The study, published last month in the Journal of Youth and Adolescence, found that children who struggle with weak cognitive control at a young age are most at risk for trouble in adulthood following their engagement in risk-taking activities in adolescence.
The study, by researchers at the University of Oregon, the Annenberg Public Policy Center (APPC), and the Children’s Hospital of Philadelphia, challenges the traditional “imbalance models,” which theorize that adolescence is a universal time of brain imbalance. Those models propose that teenagers lack impulse control because of delayed brain development, and without that cognitive development are driven to take risks to get instant rewards.
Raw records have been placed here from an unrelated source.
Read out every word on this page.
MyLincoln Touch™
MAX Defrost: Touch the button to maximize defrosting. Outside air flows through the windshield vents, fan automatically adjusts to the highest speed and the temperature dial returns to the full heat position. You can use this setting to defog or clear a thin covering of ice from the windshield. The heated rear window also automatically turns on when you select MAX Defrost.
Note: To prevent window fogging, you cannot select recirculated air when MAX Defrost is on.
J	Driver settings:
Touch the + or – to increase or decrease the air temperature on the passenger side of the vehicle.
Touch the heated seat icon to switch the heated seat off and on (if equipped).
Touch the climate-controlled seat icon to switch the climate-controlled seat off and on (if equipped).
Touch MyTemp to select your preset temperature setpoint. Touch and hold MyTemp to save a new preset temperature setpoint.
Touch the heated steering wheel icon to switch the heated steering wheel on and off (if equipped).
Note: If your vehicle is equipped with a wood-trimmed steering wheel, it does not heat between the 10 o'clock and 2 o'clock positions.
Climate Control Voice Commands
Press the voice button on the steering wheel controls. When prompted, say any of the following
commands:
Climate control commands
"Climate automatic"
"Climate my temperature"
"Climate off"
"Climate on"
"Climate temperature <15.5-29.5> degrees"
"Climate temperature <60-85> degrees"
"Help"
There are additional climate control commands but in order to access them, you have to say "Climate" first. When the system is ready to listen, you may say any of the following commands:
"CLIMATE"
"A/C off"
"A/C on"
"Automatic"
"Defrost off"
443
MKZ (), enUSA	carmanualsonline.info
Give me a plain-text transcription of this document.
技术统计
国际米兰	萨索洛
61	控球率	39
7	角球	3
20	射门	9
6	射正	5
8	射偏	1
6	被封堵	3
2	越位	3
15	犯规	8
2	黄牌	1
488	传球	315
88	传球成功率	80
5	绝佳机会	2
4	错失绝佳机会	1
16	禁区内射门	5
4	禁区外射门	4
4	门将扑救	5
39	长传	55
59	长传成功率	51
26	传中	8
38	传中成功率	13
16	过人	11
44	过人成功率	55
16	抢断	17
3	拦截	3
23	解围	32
“This paper is a validation of our critique of the imbalance models,” said co-author and APPC research director Dan Romer. “It shows that only a subset of young people are at risk for problems associated with poor impulse control.”
The study supports an alternative model proposed by Romer and the other researchers called the Lifespan Wisdom Model. Their model says that much of what is considered teen risk-taking is instead a normal part of development, in which teens are driven to gain the experience required to assume adult roles and behaviors. Their model differentiates between “adaptive/exploratory risk taking” and “maladaptive forms of risk-taking,” the latter of which are characterized by poor impulse control.